Essere esperti di digitale, però, non basta: «Le aziende iniziano ad avere un’attenzione al mercato e al consumatore superiore rispetto al passato e questo si traduce anche in una nuova figura all’interno delle società. È il caso della funzione di chief marketing officer (Cmo), come è avvenuto in Burberry» commenta Lorenza Di Giovanni di Korn Ferry International, aggiungendo: «Con l’avanzare della tecnologia, le interazioni umane sono sempre di meno ma sempre più importanti: sipone, quindi, il tema dell’engagement, la capacità di coinvolgere il consumatore con la customer experience, la community e la filosofia “delight your consumer”. Diventano, quindi, sempre più rilevanti le competenze che sono attinenti alla conquista della lealtà del consumatore, la capacità di stabilire con lui o lei delle connessioni emotive. In questo settore sono le emozioni che spostano le quote di mercato».

La difficoltà di costruire legami significativi con i clienti spinge le aziende a cercare professionisti qualificati nel settore: «Il brand building è sempre meno concentrato sulla parte di pubblicità tradizionale e si cercano soprattutto profili con esperienza di marketing relazionale e approccio personalizzato al consumatore.

L’esperienza all’estero diventa sempre più importante anche per capire il mondo digitale e acquisire rapidità di azione. Queste figure si trovano soprattutto nel mondo anglosassone» spiega Rossi Gorno.

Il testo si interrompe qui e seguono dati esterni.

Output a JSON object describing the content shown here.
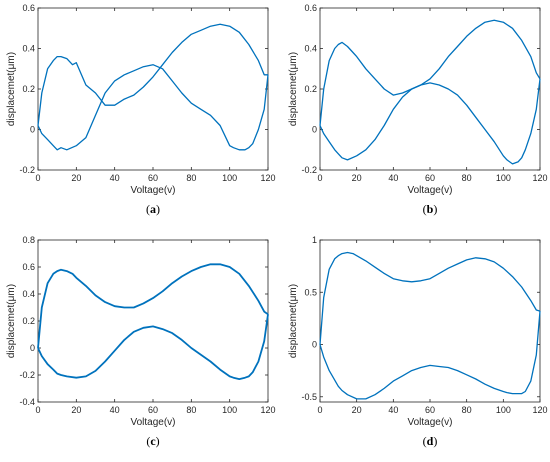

Per le aziende, quindi, diventa importante riuscire a «portare il mercato in azienda: essere sempre più vicini al mercato di riferimento in termini di tipologia di prodotto e consumatori. Non si accontentano di avere l’export manager nella vecchia logica, ma ci richiedono manager che dall’estero siano disponibili a trasferirsi nel quartier generale dell’azienda per determinarne le strategie, ricoprendo posizioni ceo o di direzione generale» commenta Brambilla, osservando però: «Esistono difficoltà, da parte del sistema-Paese, ad accogliere persone che si siano abituate a vivere in un contesto internazionale: si pensi, ad esempio, alla carenza di scuole internazionali per i figli vicine ai distretti del made in Italy. Un altro ostacolo per il rientro in Italia è la fiscalità, perché la tassazione italiana è più elevata sul reddito dipendente rispetto ad altri Paesi».